Peace, peace, peace on Earth and good will to all
That’s all all. That’s where we live together in a world where we’re not judging people. It’s an Earth where we wish good will to our friends and our enemies. It’s a world where we forgive those who have oppressed us. It’s a place where we try to set aside our differences and live in a society of mutual respect — or, at least, tolerance. We’ve done evil things to one another. But we’re still stuck on this planet together. So rather than killing and oppressing and hurting one another, isn’t it better to try to get along?
This is a time for joy
Sad things happen, and more of them have been happening lately than normal. But in Johannesburg, the people are singing and dancing in the streets to celebrate the life of the Father of their Country, rather than mourning him with tears of sadness. If they can celebrate, why can’t I?
I’ve heard more than one person express relief that Mandela’s suffering is over, again. He has been released from the prison of his physical body here on Earth, and can finally rest from his labors.
This is a time for love
The loss of Mandela focuses attention on his ideals for a better, unified, more just South Africa. He made great strides. He unified a country that many had written off as irreparably broken. But there’s still so far to go. The disparity between rich and poor in South Africa magnifies the same inequalities we have in the United States and around the world. The sad part is that we have the capacity to solve our problems. We just choose not to help one another.
Now let us all sing together
Singing is an enormous part of African culture. They sing because it connects them to their community. Mandela promoted the idea of ubuntu. I am a part of this community. Without the community, I would be diminished. And without me, it would be less than it is. We depend on one another. We are part of one another.

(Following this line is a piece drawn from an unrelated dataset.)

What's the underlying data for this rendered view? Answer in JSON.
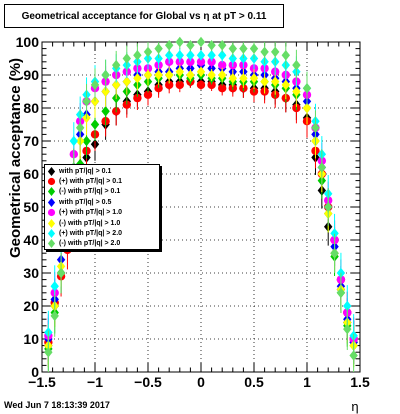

I’ve been in many professional development workshops over the years. But only the ones in Africa spontaneously break into song:
Of peace, peace, peace on earth
There are seven billion people on this planet, and yet humanity seems diminished with the loss of one. Mother Theresa is often quoted as saying that we ourselves feel that what we are doing is just a drop in the ocean. But the ocean would be less because of that missing drop. That’s Ubuntu. We learned that from Nelson Mandela.